Dalam kesempatan itu, Presiden Prabowo menjadikan keberadaan Panglima TNI Jenderal TNI Agus Subiyanto dan Kapolri Jenderal Polisi Listyo Sigit Prabowo sebagai contoh ideal dari penerapan ilmu komandan ini.
“Memang ilmu pemimpin itu kalau ada dua anak buah, kita harus bikin bersaing. Jadi kalau ada Panglima TNI, saya puji-puji polisi. Nanti kalau ada Kapolri, saya puji-puji TNI. Jadi, saya keluarkan itu ilmu komandan,” kata Presiden Prabowo yang kemudian disambut gelak tawa sejumlah pejabat negara.

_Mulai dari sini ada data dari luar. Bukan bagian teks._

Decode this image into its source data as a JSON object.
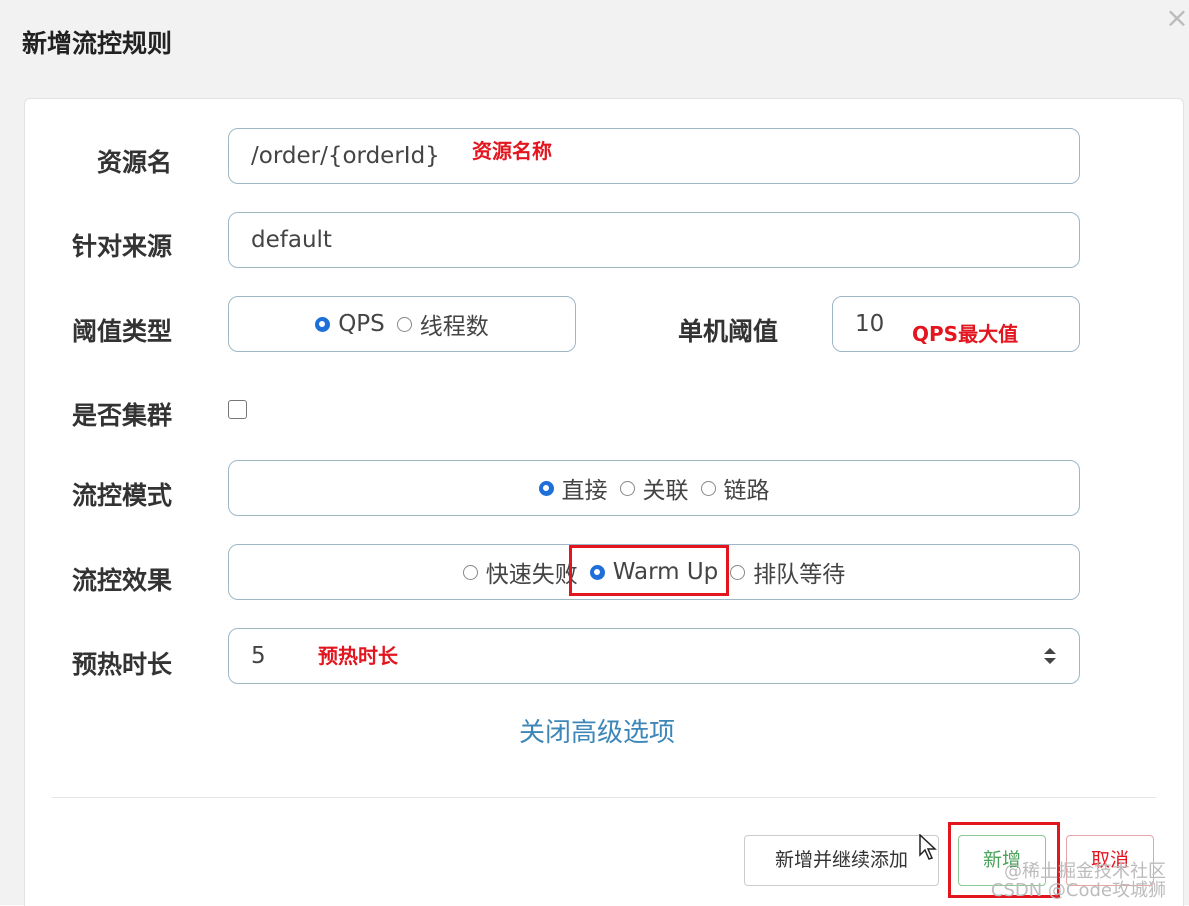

Dalam kesempatan itu, Presiden Prabowo juga masih menyisipkan rasa geramnya terhadap beberapa pejabat yang menyalahgunakan jabatan dan pengaruhnya untuk kepentingan pribadi dan kelompok.
Karena itu, Prabowo juga meminta Badan Pengawasan Keuangan dan Pembangunan (BPKP), untuk terus mengawasi kementerian/lembaga dan jajaran pejabatnya, serta tidak ragu untuk menindak mereka sekali pun mereka punya rekam jejak dekat dengan Presiden.